According to America's Popular Proverbs and Sayings by Gregory Titelman, this expression is first recorded in Remains of Early Poetry (c.1460). We were unable to find reference to this title and date but did find Remains of the Early Popular Poetry of England, collected and edited by William Carew Hazlitt (1864). If this is the earliest known reference in English then earlier uses can be found in Spanish.
For example, Cervantes expresses the sentiment in Don Quixote (1606).
A few years later Spanish philosopher Baltasar Gracian put an interesting spin on it that many of us could take heed from: " Little said is soon amended. There is always time to add a work, never to withdraw one."

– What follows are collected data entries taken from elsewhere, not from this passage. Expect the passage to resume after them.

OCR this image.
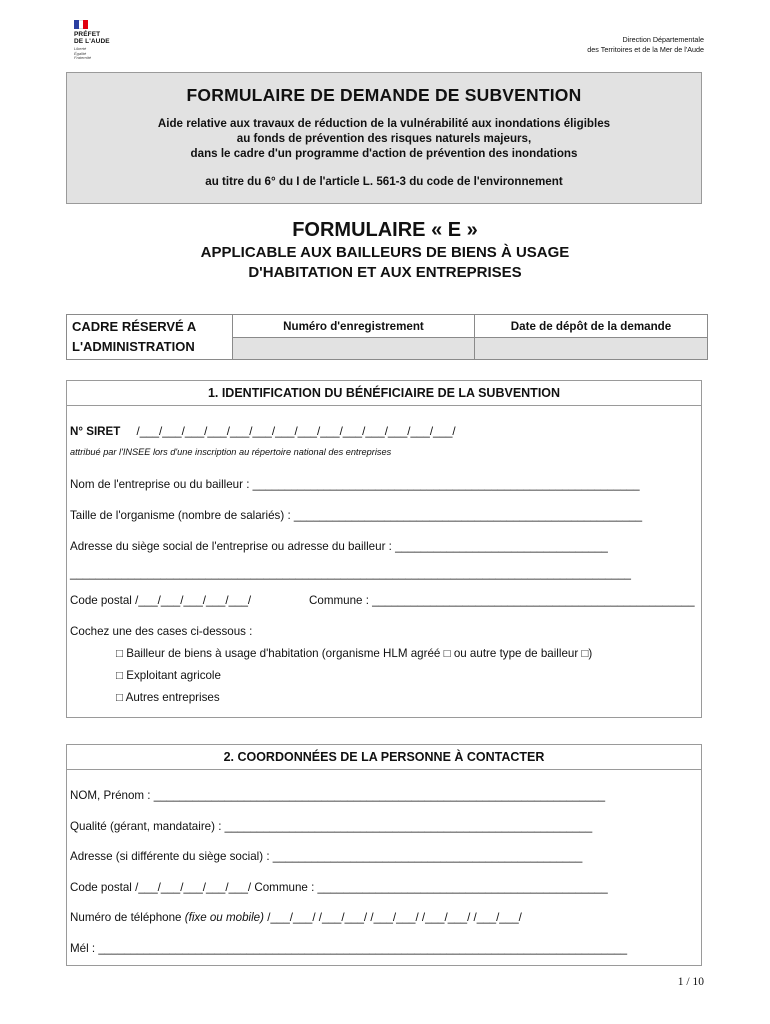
PRÉFET
DE L'AUDE
Liberté
Égalité
Fraternité
Direction Départementale
des Territoires et de la Mer de l'Aude
FORMULAIRE DE DEMANDE DE SUBVENTION
Aide relative aux travaux de réduction de la vulnérabilité aux inondations éligibles
au fonds de prévention des risques naturels majeurs,
dans le cadre d'un programme d'action de prévention des inondations
au titre du 6° du I de l'article L. 561-3 du code de l'environnement
FORMULAIRE « E »
APPLICABLE AUX BAILLEURS DE BIENS À USAGE
D'HABITATION ET AUX ENTREPRISES
CADRE RÉSERVÉ A
L'ADMINISTRATION	Numéro d'enregistrement	Date de dépôt de la demande

1. IDENTIFICATION DU BÉNÉFICIAIRE DE LA SUBVENTION
N° SIRET /___/___/___/___/___/___/___/___/___/___/___/___/___/___/
attribué par l'INSEE lors d'une inscription au répertoire national des entreprises
Nom de l'entreprise ou du bailleur : ____________________________________________________________
Taille de l'organisme (nombre de salariés) : ______________________________________________________
Adresse du siège social de l'entreprise ou adresse du bailleur : _________________________________
_______________________________________________________________________________________
Code postal /___/___/___/___/___/	Commune : __________________________________________________
Cochez une des cases ci-dessous :
□ Bailleur de biens à usage d'habitation (organisme HLM agréé □ ou autre type de bailleur □)
□ Exploitant agricole
□ Autres entreprises
2. COORDONNÉES DE LA PERSONNE À CONTACTER
NOM, Prénom : ______________________________________________________________________
Qualité (gérant, mandataire) : _________________________________________________________
Adresse (si différente du siège social) : ________________________________________________
Code postal /___/___/___/___/___/ Commune : _____________________________________________
Numéro de téléphone (fixe ou mobile) /___/___/ /___/___/ /___/___/ /___/___/ /___/___/
Mél : __________________________________________________________________________________
1 / 10
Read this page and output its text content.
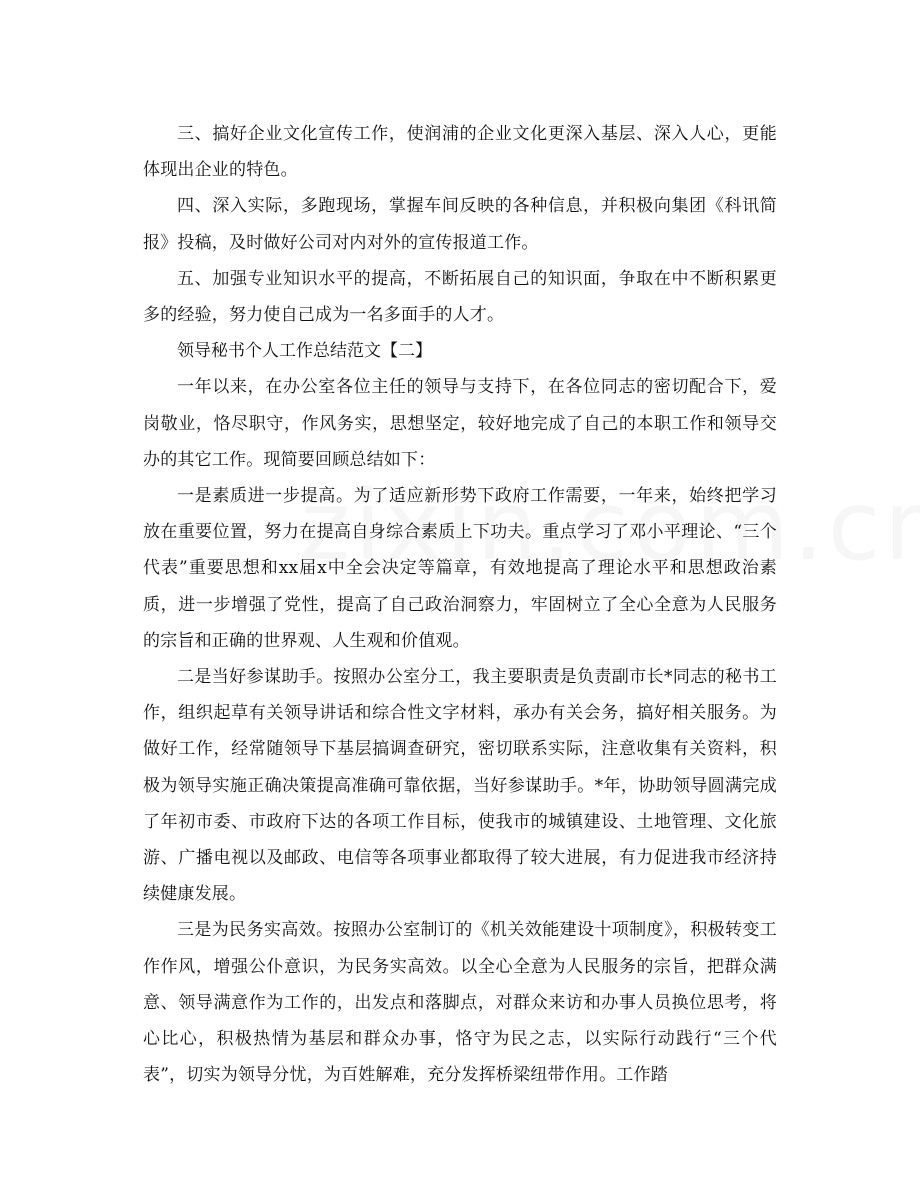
三、搞好企业文化宣传工作，使润浦的企业文化更深入基层、深入人心，更能体现出企业的特色。

四、深入实际，多跑现场，掌握车间反映的各种信息，并积极向集团《科讯简报》投稿，及时做好公司对内对外的宣传报道工作。

五、加强专业知识水平的提高，不断拓展自己的知识面，争取在中不断积累更多的经验，努力使自己成为一名多面手的人才。

领导秘书个人工作总结范文【二】

一年以来，在办公室各位主任的领导与支持下，在各位同志的密切配合下，爱岗敬业，恪尽职守，作风务实，思想坚定，较好地完成了自己的本职工作和领导交办的其它工作。现简要回顾总结如下：

一是素质进一步提高。为了适应新形势下政府工作需要，一年来，始终把学习放在重要位置，努力在提高自身综合素质上下功夫。重点学习了邓小平理论、“三个代表”重要思想和xx届x中全会决定等篇章，有效地提高了理论水平和思想政治素质，进一步增强了党性，提高了自己政治洞察力，牢固树立了全心全意为人民服务的宗旨和正确的世界观、人生观和价值观。

二是当好参谋助手。按照办公室分工，我主要职责是负责副市长*同志的秘书工作，组织起草有关领导讲话和综合性文字材料，承办有关会务，搞好相关服务。为做好工作，经常随领导下基层搞调查研究，密切联系实际，注意收集有关资料，积极为领导实施正确决策提高准确可靠依据，当好参谋助手。*年，协助领导圆满完成了年初市委、市政府下达的各项工作目标，使我市的城镇建设、土地管理、文化旅游、广播电视以及邮政、电信等各项事业都取得了较大进展，有力促进我市经济持续健康发展。

三是为民务实高效。按照办公室制订的《机关效能建设十项制度》，积极转变工作作风，增强公仆意识，为民务实高效。以全心全意为人民服务的宗旨，把群众满意、领导满意作为工作的，出发点和落脚点，对群众来访和办事人员换位思考，将心比心，积极热情为基层和群众办事，恪守为民之志，以实际行动践行“三个代表”，切实为领导分忧，为百姓解难，充分发挥桥梁纽带作用。工作踏
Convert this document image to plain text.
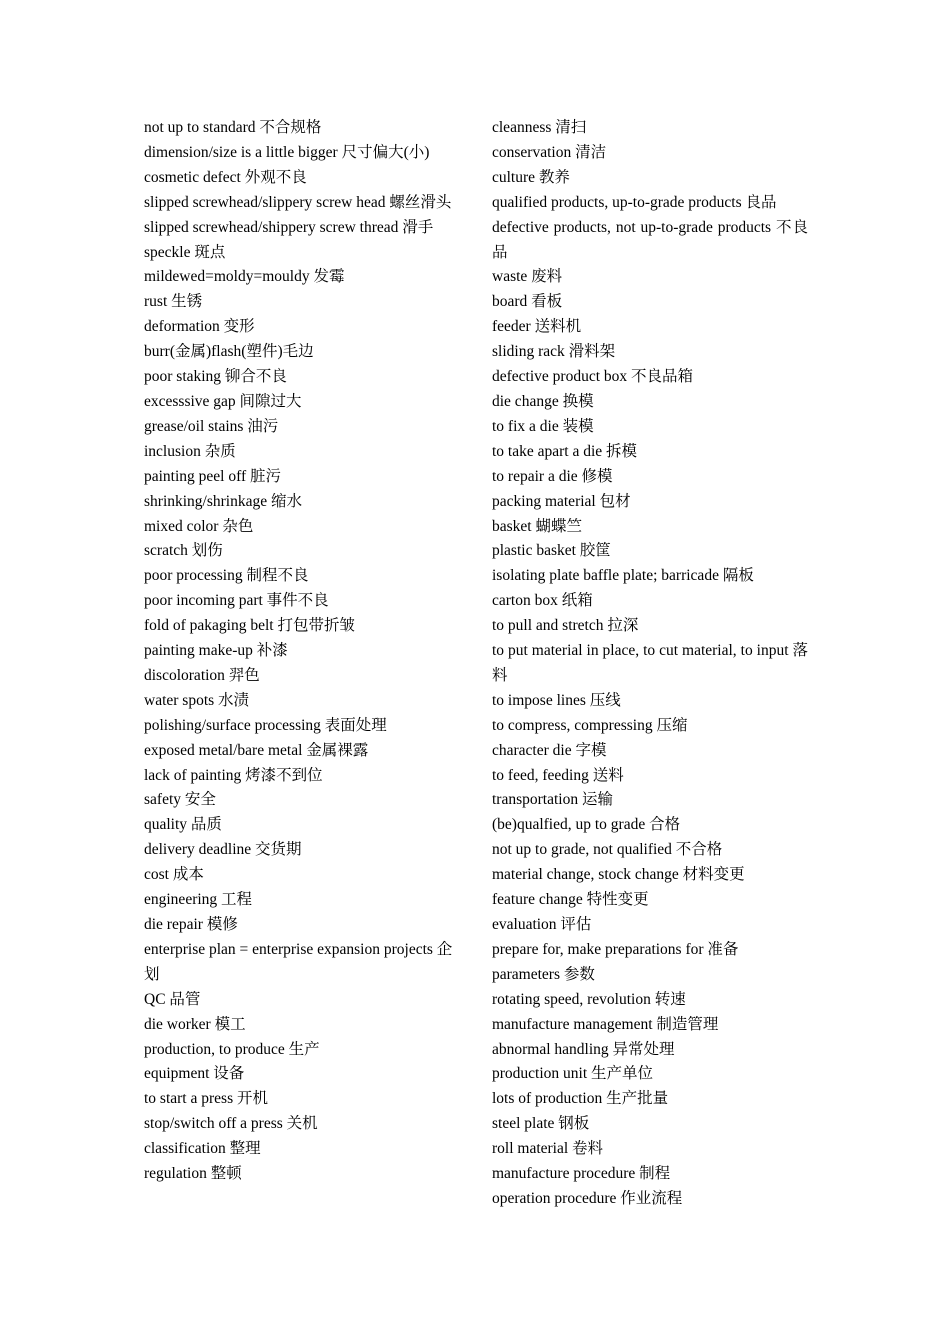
not up to standard 不合规格
dimension/size is a little bigger 尺寸偏大(小)
cosmetic defect 外观不良
slipped screwhead/slippery screw head 螺丝滑头
slipped screwhead/shippery screw thread 滑手
speckle 斑点
mildewed=moldy=mouldy 发霉
rust 生锈
deformation 变形
burr(金属)flash(塑件)毛边
poor staking 铆合不良
excesssive gap 间隙过大
grease/oil stains 油污
inclusion 杂质
painting peel off 脏污
shrinking/shrinkage 缩水
mixed color 杂色
scratch 划伤
poor processing 制程不良
poor incoming part 事件不良
fold of pakaging belt 打包带折皱
painting make-up 补漆
discoloration 羿色
water spots 水渍
polishing/surface processing 表面处理
exposed metal/bare metal 金属裸露
lack of painting 烤漆不到位
safety 安全
quality 品质
delivery deadline 交货期
cost 成本
engineering 工程
die repair 模修
enterprise plan = enterprise expansion projects 企划
QC 品管
die worker 模工
production, to produce 生产
equipment 设备
to start a press 开机
stop/switch off a press 关机
classification 整理
regulation 整顿
cleanness 清扫
conservation 清洁
culture 教养
qualified products, up-to-grade products 良品
defective products, not up-to-grade products 不良品
waste 废料
board 看板
feeder 送料机
sliding rack 滑料架
defective product box 不良品箱
die change 换模
to fix a die 装模
to take apart a die 拆模
to repair a die 修模
packing material 包材
basket 蝴蝶竺
plastic basket 胶筐
isolating plate baffle plate; barricade 隔板
carton box 纸箱
to pull and stretch 拉深
to put material in place, to cut material, to input 落料
to impose lines 压线
to compress, compressing 压缩
character die 字模
to feed, feeding 送料
transportation 运输
(be)qualfied, up to grade 合格
not up to grade, not qualified 不合格
material change, stock change 材料变更
feature change 特性变更
evaluation 评估
prepare for, make preparations for 准备
parameters 参数
rotating speed, revolution 转速
manufacture management 制造管理
abnormal handling 异常处理
production unit 生产单位
lots of production 生产批量
steel plate 钢板
roll material 卷料
manufacture procedure 制程
operation procedure 作业流程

Charles Dickens uses the expression in David Copperfield (1849-50):
First, she lost in the mining way, and then she lost in the diving way - fishing up treasure, or some such Tom Tiddler nonsense,' explained my aunt, rubbing her nose; 'and then she lost in the mining way again, and, last of all, to set the thing entirely to rights, she lost in the banking way. I don't know what the Bank shares were worth for a little while,' said my aunt; 'cent per cent was the lowest of it, I believe; but the Bank was at the other end of the world, and tumbled into space, for what I know; anyhow, it fell to pieces, and never will and never can pay sixpence; and Betsey's sixpences were all there, and there's an end of them. Least said, soonest mended!'
Variations include least said, sooner mended; the least said, the easier mended; and the less said, the sooner mended.